Oder sollte man das nicht tun?

Wenn man das macht, wie kann ich diese dann in meine .java Dateien einbinden über "Key" werd ich sie wohl nicht ansprechen können. Wenns überhaupt möglich ist.

Ich hoffe ihr versteht was ich meine.   


Gruß
schmalhans


----------



## bronks (27. Sep 2005)

@schmalhans:
Die Sache mit den Keys macht man eigentlich zwecks einfacher Internationalisierung und nicht um Texte zu verbannen und auszulagern.

Wenn Du mit "select-Befehle" SQL meinst, dann sollten die im Code bleiben, weil sie ein Bestandteil davon sind.


----------



## schmalhans (28. Sep 2005)

ja meine damit SQL.

Ich dachte nur. Wenn man es auslagert wird es einfach z.b. wenn sich mal ein Tabellenname ändert etc.

Obwohl das kann man auch mit Suchen->ersetzen machen.
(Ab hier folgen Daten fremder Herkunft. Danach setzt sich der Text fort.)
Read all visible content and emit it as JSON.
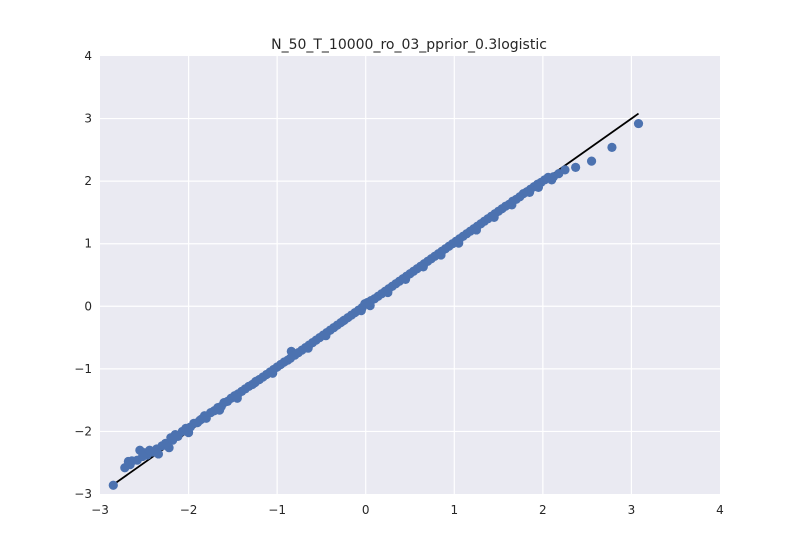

Also sollte man die SQL-Sachen in der Soure lassen?


----------



## Mag1c (28. Sep 2005)

Hi,

ja, lass das SQL im Code. Wenn du so oft dein DB-Schema änderst, mach halt Konstanten für Tabellennamen und/oder Spalten.

Du kannst auch die ganzen DB-Queries in eine eigene Zwischenschicht verlagern (1 oder mehrere Klassen als Singleton oder mit static Methoden). Dann hast die Queries alle beisammen, was leichter zu warten ist. Evtl. kannst du auch durch Parameterisierung Queries mehrfach verwenden. Und du hast deine JSP's vom SQL getrennt, was ja auch mal nützlich sein könnte.

(Wenn das ganze noch skalierbar sein soll, könntest du noch einen Blick auf echte SessionBeans werfen.)

Gruß
Mag1c


----------



## schmalhans (28. Sep 2005)

Danke für die Ratschläge!
Werde den SQL im Code lassen. War auch nur so ne Idee. Nochmals danke.


----------